Natural AHAs are not buffered. Peeling agents only have to be buffered if they are synthetic and require the pH of the product to be stabilized. If one has a neutral pH then the product is not exfoliating to any degree. NATURAL acids are more easily absorbed and cell regeneration is enhanced with more rapid healing. Synthetic acids cause a short, sharp shock to the skin. When this occurs one may experience superficial peeling, however, there is no long-term therapeutic action. It must also be noted that synthetic acids such as glycolic acids are inexpensive to manufacture and therefore the products containing these, should also be inexpensive.

If one wishes to eliminate pigmentation or have a dramatic effect on sundamage, solar keratoses, potential cell changes and promote true rejuvenation, then natural acids in HIGH concentration with a very LOW pH are required.

AHA work on the skin as an exfoliant for as long as it is present on the skin and for this reason I is important to remember that it is vitally important to remove the product containing it from the skin before going into the sun as the UV rays will affect the ‘exposed’ skin and therefore cause pigmentation to occur.

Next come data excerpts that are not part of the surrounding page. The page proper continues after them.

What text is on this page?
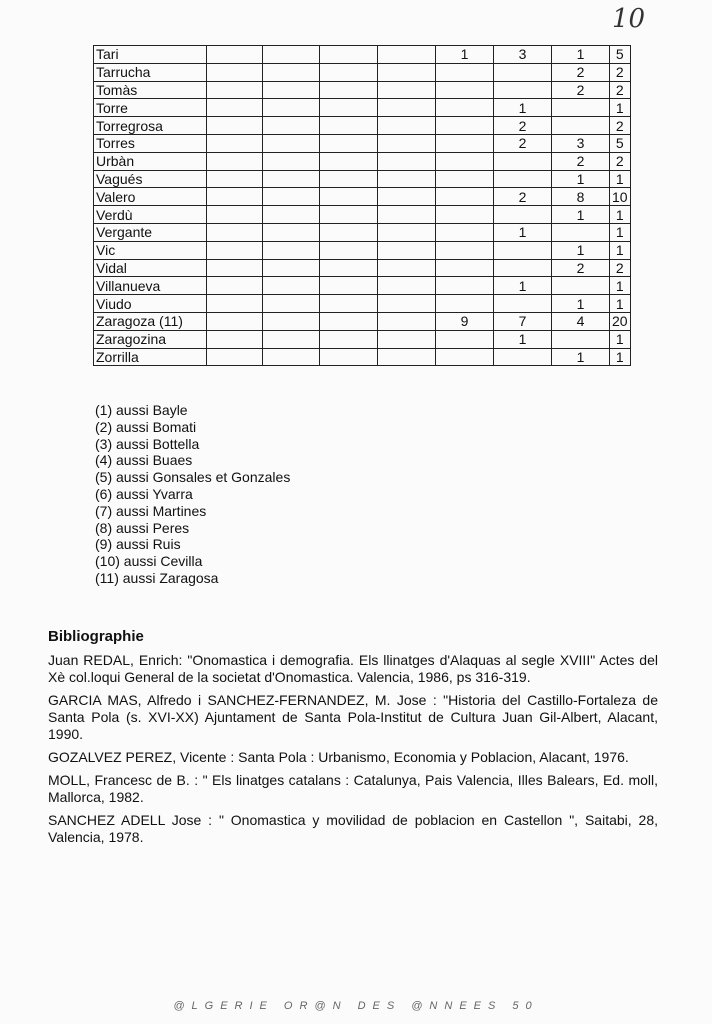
10
Tari					1	3	1	5
Tarrucha							2	2
Tomàs							2	2
Torre						1		1
Torregrosa						2		2
Torres						2	3	5
Urbàn							2	2
Vagués							1	1
Valero						2	8	10
Verdù							1	1
Vergante						1		1
Vic							1	1
Vidal							2	2
Villanueva						1		1
Viudo							1	1
Zaragoza (11)					9	7	4	20
Zaragozina						1		1
Zorrilla							1	1
(1) aussi Bayle
(2) aussi Bomati
(3) aussi Bottella
(4) aussi Buaes
(5) aussi Gonsales et Gonzales
(6) aussi Yvarra
(7) aussi Martines
(8) aussi Peres
(9) aussi Ruis
(10) aussi Cevilla
(11) aussi Zaragosa
Bibliographie

Juan REDAL, Enrich: "Onomastica i demografia. Els llinatges d'Alaquas al segle XVIII" Actes del Xè col.loqui General de la societat d'Onomastica. Valencia, 1986, ps 316-319.

GARCIA MAS, Alfredo i SANCHEZ-FERNANDEZ, M. Jose : "Historia del Castillo-Fortaleza de Santa Pola (s. XVI-XX) Ajuntament de Santa Pola-Institut de Cultura Juan Gil-Albert, Alacant, 1990.

GOZALVEZ PEREZ, Vicente : Santa Pola : Urbanismo, Economia y Poblacion, Alacant, 1976.

MOLL, Francesc de B. : " Els linatges catalans : Catalunya, Pais Valencia, Illes Balears, Ed. moll, Mallorca, 1982.

SANCHEZ ADELL Jose : " Onomastica y movilidad de poblacion en Castellon ", Saitabi, 28, Valencia, 1978.

@LGERIE OR@N DES @NNEES 50
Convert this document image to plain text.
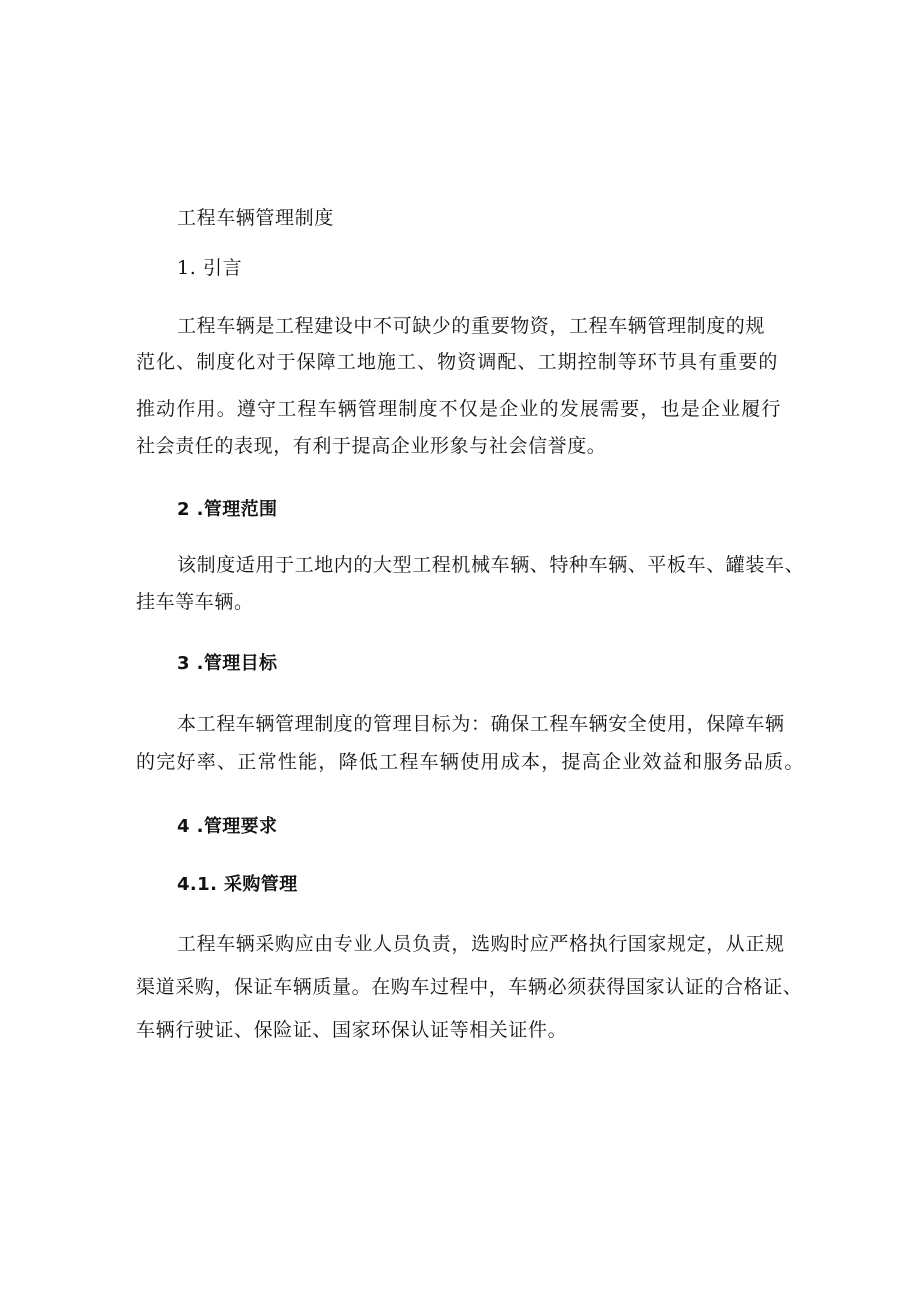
工程车辆管理制度
1. 引言
工程车辆是工程建设中不可缺少的重要物资，工程车辆管理制度的规
范化、制度化对于保障工地施工、物资调配、工期控制等环节具有重要的
推动作用。遵守工程车辆管理制度不仅是企业的发展需要，也是企业履行
社会责任的表现，有利于提高企业形象与社会信誉度。
2 .管理范围
该制度适用于工地内的大型工程机械车辆、特种车辆、平板车、罐装车、
挂车等车辆。
3 .管理目标
本工程车辆管理制度的管理目标为：确保工程车辆安全使用，保障车辆
的完好率、正常性能，降低工程车辆使用成本，提高企业效益和服务品质。
4 .管理要求
4.1. 采购管理
工程车辆采购应由专业人员负责，选购时应严格执行国家规定，从正规
渠道采购，保证车辆质量。在购车过程中，车辆必须获得国家认证的合格证、
车辆行驶证、保险证、国家环保认证等相关证件。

When using an AHA preparation on your skin it is also important that your day preparation contains a SPF (Sun Protection Factor) of at least 16. You also need to take note that the SPF in the product is not purely chemical as these have an effect on your natural skin layers. A good sunscreen will always incorporate both chemical blockers as well as physical blockers.

If you are considering going for a peel in a skin care clinic, always remember that there are mild side-effects to high concentration as used in the clinics and ask your therapist to explain these to you.